За последние три года в России был лишен лицензии или передан на санацию каждый третий банк. Этот процесс затронул не только мелкие банки, но и крупнейших системно значимых игроков (вспомним входившие в топ-30 банк «Траст» и Внешпромбанк).
При этом важнейшим основанием для отзыва лицензий была фальсификация банками реальной стоимости своих активов. Эта масштабная фальсификация стоимости вела к возникновению дыр в капиталах банков — разницы между их суммарными активами и обязательствами, которые банки имеют перед своими кредиторами и вкладчиками.
Были случаи и фальсификации реального объема обязательств: речь идет о так называемых спрятанных вкладах, крупнейшие случаи — в Мособлбанке и Арксбанке.
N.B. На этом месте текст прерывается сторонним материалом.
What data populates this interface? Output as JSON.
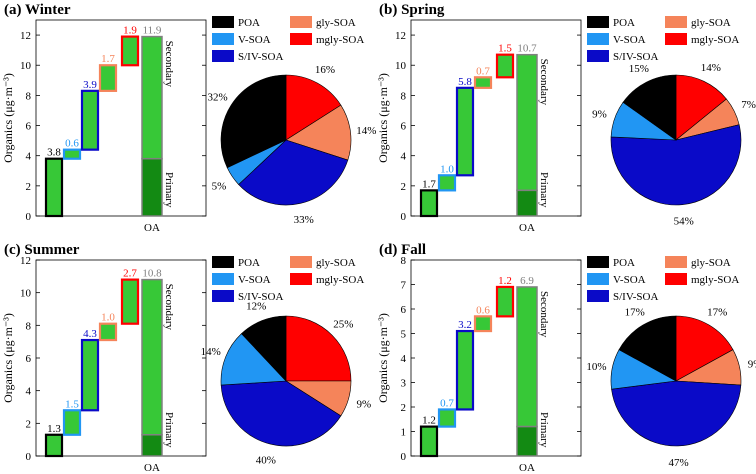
{
  "ylabel": "Organics (μg·m⁻³)",
  "xtick_label": "OA",
  "primary_label": "Primary",
  "secondary_label": "Secondary",
  "legend": [
    {
      "name": "POA",
      "color": "#000000"
    },
    {
      "name": "gly-SOA",
      "color": "#f5845a"
    },
    {
      "name": "V-SOA",
      "color": "#2196f3"
    },
    {
      "name": "mgly-SOA",
      "color": "#ff0000"
    },
    {
      "name": "S/IV-SOA",
      "color": "#0a0ac8"
    }
  ],
  "colors": {
    "step_fill": "#37c837",
    "oa_fill": "#37c837",
    "oa_primary": "#138a13",
    "oa_edge": "#808080",
    "POA": "#000000",
    "V-SOA": "#2196f3",
    "S/IV-SOA": "#0a0ac8",
    "gly-SOA": "#f5845a",
    "mgly-SOA": "#ff0000",
    "total_label": "#808080"
  },
  "chart_data": [
    {
      "type": "bar",
      "title": "(a) Winter",
      "ylim": [
        0,
        13
      ],
      "yticks": [
        0,
        2,
        4,
        6,
        8,
        10,
        12
      ],
      "categories": [
        "POA",
        "V-SOA",
        "S/IV-SOA",
        "gly-SOA",
        "mgly-SOA"
      ],
      "values": [
        3.8,
        0.6,
        3.9,
        1.7,
        1.9
      ],
      "total": 11.9,
      "pie": {
        "type": "pie",
        "labels": [
          "POA",
          "V-SOA",
          "S/IV-SOA",
          "gly-SOA",
          "mgly-SOA"
        ],
        "values": [
          32,
          5,
          33,
          14,
          16
        ]
      }
    },
    {
      "type": "bar",
      "title": "(b) Spring",
      "ylim": [
        0,
        13
      ],
      "yticks": [
        0,
        2,
        4,
        6,
        8,
        10,
        12
      ],
      "categories": [
        "POA",
        "V-SOA",
        "S/IV-SOA",
        "gly-SOA",
        "mgly-SOA"
      ],
      "values": [
        1.7,
        1.0,
        5.8,
        0.7,
        1.5
      ],
      "total": 10.7,
      "pie": {
        "type": "pie",
        "labels": [
          "POA",
          "V-SOA",
          "S/IV-SOA",
          "gly-SOA",
          "mgly-SOA"
        ],
        "values": [
          15,
          9,
          54,
          7,
          14
        ]
      }
    },
    {
      "type": "bar",
      "title": "(c) Summer",
      "ylim": [
        0,
        12
      ],
      "yticks": [
        0,
        2,
        4,
        6,
        8,
        10,
        12
      ],
      "categories": [
        "POA",
        "V-SOA",
        "S/IV-SOA",
        "gly-SOA",
        "mgly-SOA"
      ],
      "values": [
        1.3,
        1.5,
        4.3,
        1.0,
        2.7
      ],
      "total": 10.8,
      "pie": {
        "type": "pie",
        "labels": [
          "POA",
          "V-SOA",
          "S/IV-SOA",
          "gly-SOA",
          "mgly-SOA"
        ],
        "values": [
          12,
          14,
          40,
          9,
          25
        ]
      }
    },
    {
      "type": "bar",
      "title": "(d) Fall",
      "ylim": [
        0,
        8
      ],
      "yticks": [
        0,
        1,
        2,
        3,
        4,
        5,
        6,
        7,
        8
      ],
      "categories": [
        "POA",
        "V-SOA",
        "S/IV-SOA",
        "gly-SOA",
        "mgly-SOA"
      ],
      "values": [
        1.2,
        0.7,
        3.2,
        0.6,
        1.2
      ],
      "total": 6.9,
      "pie": {
        "type": "pie",
        "labels": [
          "POA",
          "V-SOA",
          "S/IV-SOA",
          "gly-SOA",
          "mgly-SOA"
        ],
        "values": [
          17,
          10,
          47,
          9,
          17
        ]
      }
    }
  ]
}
Однако эта причина возникновения дыр в капитале более редкая и менее масштабная, чем фальсификация стоимости активов.
Наличие дыры в капитале означает долгосрочную неплатежеспособность банка — его неспособность полностью расплатиться со всеми кредиторами даже в том случае, когда он распродаст все свои активы. В обанкротившихся банках в среднем 60% активов, отраженных в отчетности, в действительности не имели никакой стоимости (см. таблицу 1). При этом величина «дутой» стоимости активов в среднем в шесть раз превышала собственный капитал этих банков. Это значит, что из каждого рубля потерь в стоимости активов банков только 17 копеек оплатили собственники банков, а 83 копейки — их кредиторы и вкладчики. И государство, если речь шла о застрахованных вкладах физических лиц.
Среди достаточно крупных банков (из топ-100) за последние три года не было ни одного случая, когда отзыв лицензии не сопровождался бы обнаружением дыры в капитале. У банков из второй и третьей сотен по активам она обнаруживалась в 91% случаев отзыва лицензий (см. таблицу 2).
Совокупный объем выявленных Банком России за последние три года дыр в капиталах банков составил 1,5 трлн рублей, или 40% официального (согласно отчетности) собственного капитала частных банков накануне запуска процесса массовой «расчистки» сектора (см. график 1).
Разбор конкретных случаев выявления масштабных дыр в капиталах показывает, что примерно в половине случаев изначальным мотивом фальсификации качества активов было не вывод активов, то есть банальное воровство, а стремление скрыть от надзорных органов и кредиторов инвестиционное просчеты и (или) кредитование связанного с собственниками, но при этом реального и до определенного момента вполне жизнеспособного бизнеса. Такая ситуация, похоже, наблюдалась в Пробизнесбанке, Инвестбанке, Судостроительном банке, банках Анатолия Мотылева («Российский кредит», Мосстройэкономбанк) и ряде других. Пока все хорошо, достаточно обмануть регулятора по одному, заведомо безвозвратному кредиту компании, аффилированной с собственником банка. Если же банк оказывается в неблагоприятной ситуации вследствие реализации процентного, рыночного или любого другого риска, то масштаб фальсификации начинает увеличиваться как снежный ком.
Собственно, масштабное воровство (сознательный вывод собственником «живых» активов из банка) в этих случаях возникало уже непосредственно перед крахом банка, когда владельцы теряли надежду сохранить свой бизнес. В других случаях элементы маскировки осознанного масштабного вывода активов соседствовали с маскировкой финансирования банками жизнеспособного аффилированного с собственниками бизнеса (банк «Траст», Мастер-банк, Межпромбанк, Внешпромбанк и др.).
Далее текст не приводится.